Learning how to navigate a legal or education system full of red tape can seem next to impossible for recent immigrants—particularly those with limited language skills. The Coalition of Asian American Leaders has created a tool to make that a little easier.
Last year, after conducting a community scan of Asian American immigrants and refugee communities in Minnesota, the coalition issued its report: “A Brief about the Experiences of Asian Immigrants in Minnesota.” Then, it created a digital Immigration Resource Map of services available to address the needs of those communities.
An online event Thursday hosted by CAAL to officially launch the map will feature an overview and tutorial on how to use the map, which then will be available on the organization’s website. It includes providers in Minnesota who work directly with refugee and immigrant communities. While mostly geared toward Asian immigrants and refugees, some resources are listed for other communities.
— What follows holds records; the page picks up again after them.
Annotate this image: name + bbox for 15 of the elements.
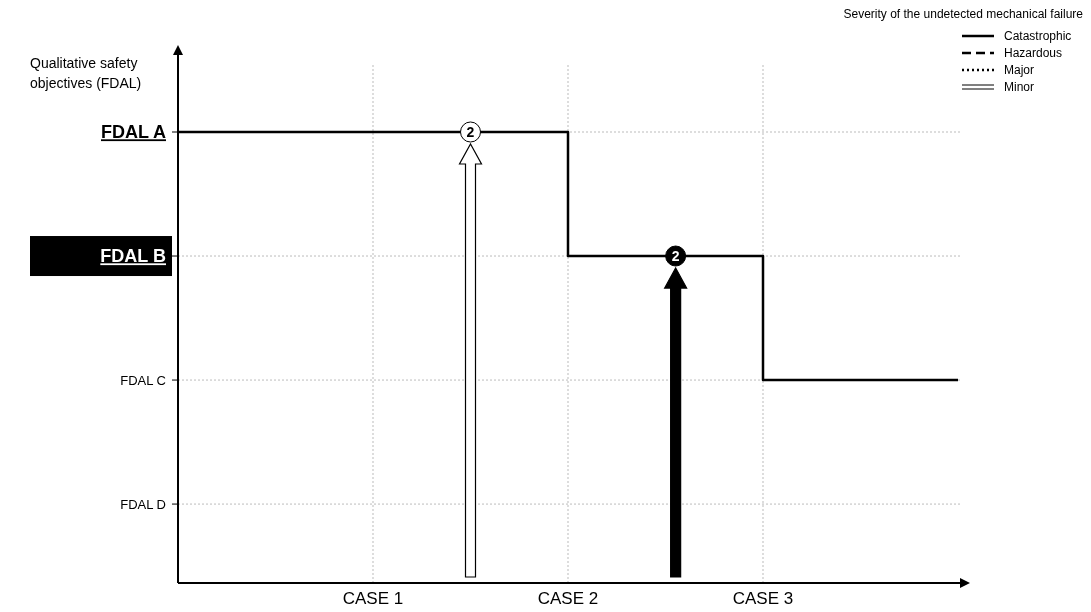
text: FDAL A: [101, 122, 166, 143]
text: FDAL D: [120, 496, 166, 512]
annotation: 2: [671, 247, 680, 264]
text: FDAL C: [120, 372, 166, 388]
legend-label: Minor: [1004, 80, 1035, 95]
annotation: 2: [466, 123, 475, 140]
legend-title: Severity of the undetected mechanical failure: [843, 7, 1084, 21]
x-tick-label: CASE 1: [342, 589, 404, 608]
y-axis-title: Qualitative safety objectives (FDAL): [30, 55, 142, 91]
x-tick-label: CASE 3: [732, 589, 794, 608]
x-tick-label: CASE 2: [537, 589, 599, 608]
legend-label: Major: [1004, 63, 1035, 78]
text: FDAL B: [100, 246, 166, 267]
legend-label: Catastrophic: [1004, 29, 1072, 44]
legend-label: Hazardous: [1004, 46, 1063, 61]
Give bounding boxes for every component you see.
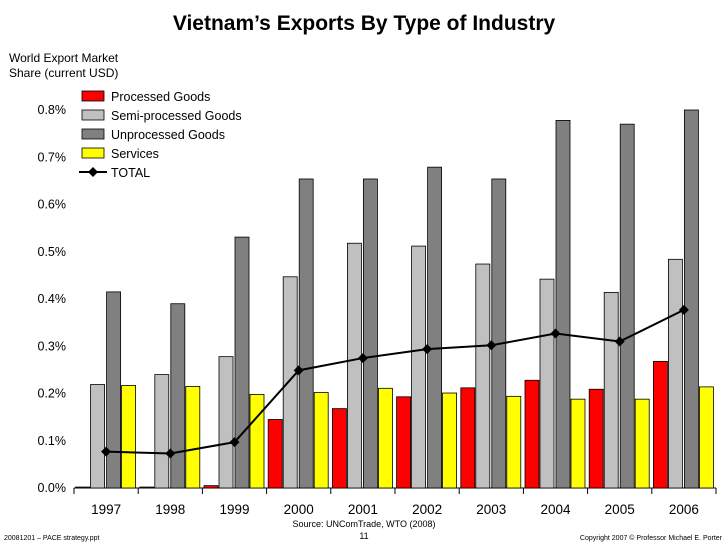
x-tick-label: 2001 <box>348 502 378 517</box>
total-marker <box>678 304 689 315</box>
chart-title: Vietnam’s Exports By Type of Industry <box>172 12 556 35</box>
bar-processed-goods <box>588 388 604 489</box>
bar-unprocessed-goods <box>684 109 699 489</box>
y-tick-label: 0.7% <box>38 150 67 164</box>
bar-semi-processed-goods <box>475 263 491 489</box>
bar-semi-processed-goods <box>411 245 427 489</box>
legend-label: Services <box>111 147 159 161</box>
bar-services <box>442 392 458 489</box>
bar-unprocessed-goods <box>106 291 121 489</box>
total-marker <box>229 437 240 448</box>
y-tick-label: 0.6% <box>38 198 67 212</box>
legend-swatch <box>81 147 105 159</box>
total-marker <box>550 328 561 339</box>
bar-services <box>634 398 650 489</box>
bar-processed-goods <box>460 387 476 489</box>
bar-processed-goods <box>331 408 347 489</box>
x-tick-label: 1998 <box>155 502 185 517</box>
bar-semi-processed-goods <box>154 374 170 489</box>
bar-unprocessed-goods <box>555 119 571 489</box>
x-tick-label: 2005 <box>605 502 635 517</box>
bar-processed-goods <box>267 419 283 489</box>
legend-swatch <box>81 128 105 140</box>
legend-marker <box>88 167 98 177</box>
bar-services <box>185 386 201 489</box>
bar-processed-goods <box>75 486 90 489</box>
bar-semi-processed-goods <box>346 242 362 489</box>
bar-processed-goods <box>139 486 155 489</box>
bar-unprocessed-goods <box>362 178 378 489</box>
legend-label: Unprocessed Goods <box>111 128 225 142</box>
y-tick-label: 0.1% <box>38 434 67 448</box>
x-tick-label: 2000 <box>284 502 314 517</box>
bar-unprocessed-goods <box>427 166 443 489</box>
source-note: Source: UNComTrade, WTO (2008) <box>292 519 436 529</box>
bar-services <box>377 387 393 489</box>
footer-filename: 20081201 – PACE strategy.ppt <box>4 535 100 542</box>
bar-services <box>699 386 714 489</box>
bar-processed-goods <box>524 379 540 489</box>
y-tick-label: 0.8% <box>38 103 67 117</box>
bar-services <box>121 385 136 489</box>
bar-semi-processed-goods <box>539 278 555 489</box>
legend-label: Processed Goods <box>111 90 210 104</box>
x-tick-label: 2003 <box>476 502 506 517</box>
legend-label: TOTAL <box>111 166 150 180</box>
bar-semi-processed-goods <box>668 258 683 489</box>
total-line <box>106 308 685 455</box>
bar-services <box>506 395 522 489</box>
bar-unprocessed-goods <box>170 303 186 489</box>
legend-swatch <box>81 109 105 121</box>
bar-semi-processed-goods <box>282 276 298 489</box>
bar-processed-goods <box>396 396 412 489</box>
bar-unprocessed-goods <box>619 123 635 489</box>
x-tick-label: 2002 <box>412 502 442 517</box>
bar-unprocessed-goods <box>234 236 250 489</box>
x-tick-label: 1997 <box>91 502 121 517</box>
y-tick-label: 0.4% <box>38 292 67 306</box>
total-marker <box>101 446 112 457</box>
x-tick-label: 1999 <box>219 502 249 517</box>
legend-swatch <box>81 90 105 102</box>
bar-services <box>313 392 329 489</box>
bar-semi-processed-goods <box>603 291 619 489</box>
bar-semi-processed-goods <box>218 356 234 489</box>
y-tick-label: 0.3% <box>38 339 67 353</box>
bar-unprocessed-goods <box>491 178 507 489</box>
bar-semi-processed-goods <box>90 384 105 489</box>
total-marker <box>614 336 625 347</box>
y-tick-label: 0.0% <box>38 481 67 495</box>
legend-label: Semi-processed Goods <box>111 109 242 123</box>
x-tick-label: 2004 <box>540 502 571 517</box>
y-tick-label: 0.2% <box>38 387 67 401</box>
page-number: 11 <box>359 531 369 541</box>
total-marker <box>293 365 304 376</box>
footer-copyright: Copyright 2007 © Professor Michael E. Po… <box>579 535 722 542</box>
bar-services <box>570 398 586 489</box>
bar-unprocessed-goods <box>298 178 314 489</box>
x-tick-label: 2006 <box>669 502 699 517</box>
y-axis-title: World Export Market Share (current USD) <box>9 51 119 80</box>
total-marker <box>357 353 368 364</box>
total-marker <box>165 448 176 459</box>
total-marker <box>486 340 497 351</box>
bar-processed-goods <box>653 360 668 489</box>
total-marker <box>422 344 433 355</box>
bar-services <box>249 394 265 489</box>
bar-processed-goods <box>203 485 219 489</box>
y-tick-label: 0.5% <box>38 245 67 259</box>
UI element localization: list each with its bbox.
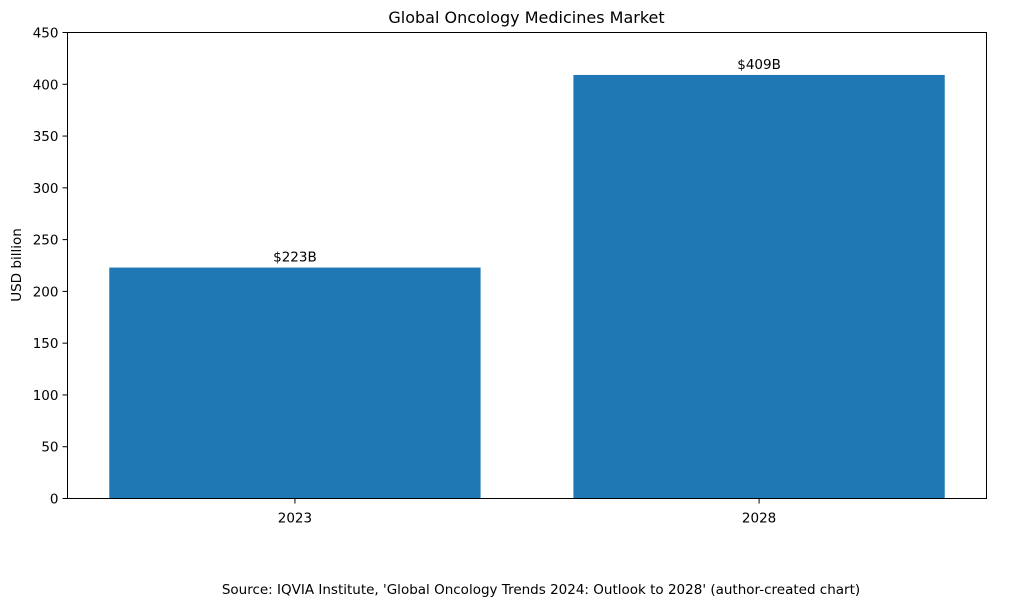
y-tick-label: 250 [33,233,59,249]
y-tick-label: 450 [33,26,59,42]
x-tick-label: 2028 [742,511,776,527]
y-tick-label: 100 [33,388,59,404]
chart-title: Global Oncology Medicines Market [388,8,664,27]
bar-2028 [573,74,945,499]
y-axis-label: USD billion [9,228,25,302]
x-tick-label: 2023 [278,511,312,527]
y-tick-label: 350 [33,129,59,145]
y-tick-label: 0 [50,492,59,508]
data-label: $409B [737,57,781,73]
y-tick-label: 200 [33,284,59,300]
y-tick-label: 50 [41,440,58,456]
y-tick-label: 150 [33,336,59,352]
data-label: $223B [273,250,317,266]
source-note: Source: IQVIA Institute, 'Global Oncolog… [222,582,860,598]
y-tick-label: 400 [33,77,59,93]
y-tick-label: 300 [33,181,59,197]
plot-frame [67,32,987,499]
bar-2023 [109,267,481,499]
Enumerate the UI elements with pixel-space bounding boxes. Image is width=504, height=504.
The tool includes maps specifically focused on advocacy, education, and legal services. By using the map, users can find location, list of spoken languages, contact information, and more.
For example, immigration legal services include removal defense, applying for different types of visas, family reunification and family sponsorship applications.
“One of the recurring themes was that people just didn’t know where to go to get help for their immigration needs or their individual concerns,” said Jenny Srey, CAAL lead organizer for safe and welcoming communities. She started a year ago at CAAL and led the team that created the resource map.
Last summer, CAAL partnered with the University of Minnesota’s Center for Urban and Regional Affairs (CURA) to make the resource map digitally accessible.
“A digital map is nice because we can change it, we can add more to it,” Srey said. “We wanted something easy for communities to use and can be adaptable to different resources.”

In November, surveys were sent to service providers across Minnesota to collect information about their services to address issues facing immigrant and refugee communities.
Juthi Dewan, a third-year student at Macalester College on an internship with CAAL, created the map based on survey responses. Dewan said she had personal experience of how important such a map could be. When she was 16 years old, her family immigrated to California from Bangladesh, and she saw her parents struggle to make the transition because they did not speak English well, she added.
They were fortunate to have family who could help them, however, Dewan said “if we didn’t have family, this definitely would have been something that my parents would have wanted to see or could have relied on.”
There are more than 50 nonprofit and private service providers in the resource map, primarily located in the Twin Cities. There will also be an option for providers to fill out a survey to be added to the map.
Srey said that nonprofit legal organizations do not always have the capacity to address specific concerns, and in some cases immigrants and refugees may not meet their eligibility requirements, so having a resource bank provides different options.
“The current immigration system is really full of red tape and bureaucracy, and it’s definitely hard to navigate even [with] English as your first language,” said Julia Gay, CAAL Marketing and Communications Coordinator. “ The more that CAAL and others can do to make the system easier to navigate for people, I think that is key.”